Basta regresar a 2008 y recordar las calles vacías, las funerarias
saturadas, los jóvenes asesinados, las familias rotas y el clima de
terror que se apoderó de nuestra ciudad”, sostuvo.
Asimismo,
recordó que durante aquellos años miles de habitantes de la Sierra
Tarahumara fueron desplazados por la violencia, abandonando comunidades
enteras ante la incapacidad del Estado para garantizar condiciones
mínimas de seguridad.
El
coordinador parlamentario consideró que la presencia de Calderón en un
acto político promovido por el entorno de la gobernadora Maru Campos
evidencia una preocupante doble moral de quienes hoy pretenden
presentarse como una alternativa responsable, mientras abren sus puertas
a uno de los personajes más cuestionados de la vida pública nacional.
“Es
decisión de la gobernadora invitarlo o recibirlo, pero Felipe Calderón
no le aporta legitimidad ni prestigio a Chihuahua.

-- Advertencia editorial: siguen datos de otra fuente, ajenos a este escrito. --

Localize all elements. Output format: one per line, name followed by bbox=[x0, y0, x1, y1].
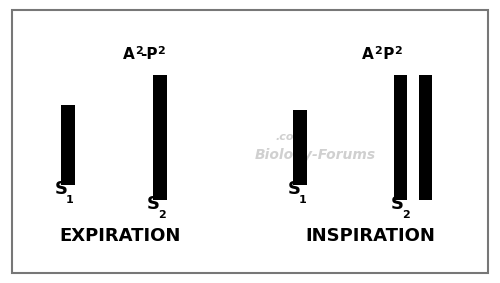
Text: 1: 1 bbox=[66, 195, 74, 205]
Text: 2: 2 bbox=[402, 210, 410, 220]
Text: S: S bbox=[288, 180, 301, 198]
Text: S: S bbox=[391, 195, 404, 213]
Text: Biology-Forums: Biology-Forums bbox=[255, 148, 376, 162]
Text: 2: 2 bbox=[394, 46, 402, 56]
Text: 2: 2 bbox=[158, 210, 166, 220]
Bar bbox=[418, 75, 432, 200]
Text: A: A bbox=[123, 47, 135, 62]
Text: 1: 1 bbox=[299, 195, 307, 205]
Bar bbox=[153, 75, 167, 200]
Bar bbox=[293, 110, 307, 185]
Text: S: S bbox=[55, 180, 68, 198]
Bar bbox=[61, 105, 75, 185]
Text: A: A bbox=[362, 47, 374, 62]
Text: P: P bbox=[378, 47, 394, 62]
Text: -P: -P bbox=[140, 47, 158, 62]
Text: S: S bbox=[147, 195, 160, 213]
Text: 2: 2 bbox=[374, 46, 382, 56]
Text: INSPIRATION: INSPIRATION bbox=[305, 227, 435, 245]
Text: 2: 2 bbox=[135, 46, 143, 56]
Text: 2: 2 bbox=[157, 46, 165, 56]
Text: EXPIRATION: EXPIRATION bbox=[60, 227, 180, 245]
Bar bbox=[394, 75, 406, 200]
Text: .com: .com bbox=[275, 132, 305, 142]
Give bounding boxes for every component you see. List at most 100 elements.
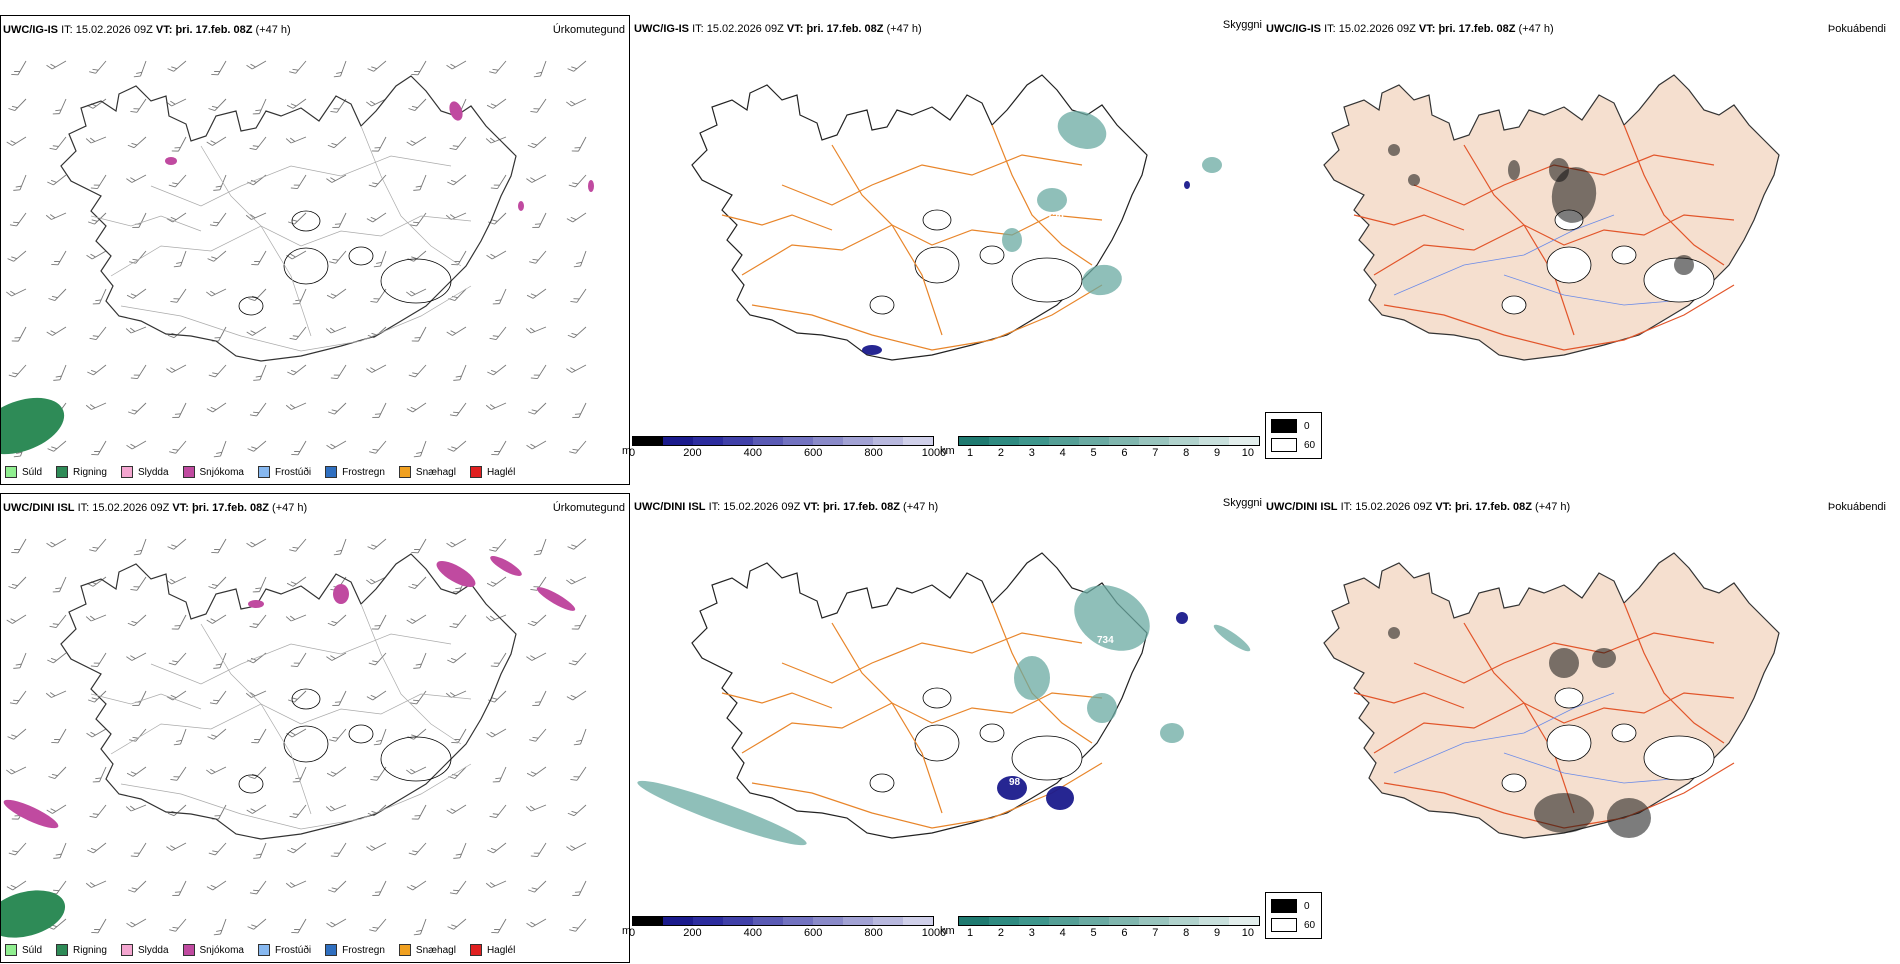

Por el contrario, le
hace un flaco favor a la gobernadora porque revive uno de los capítulos
más dolorosos de nuestra historia reciente”, afirmó.
Estrada
agregó que los ciudadanos tienen memoria y que ningún evento político
puede borrar las consecuencias de una estrategia que convirtió a
Chihuahua en uno de los epicentros de la violencia nacional.
“Quienes
hoy se toman fotografías y celebran la presencia de Calderón deberían
explicarles a las víctimas por qué consideran que merece ser recibido
con honores políticos. La memoria de los miles de chihuahuenses que
perdieron la vida, que fueron desplazados o que sufrieron la violencia
de aquellos años merece respeto, no amnesia política”, concluyó.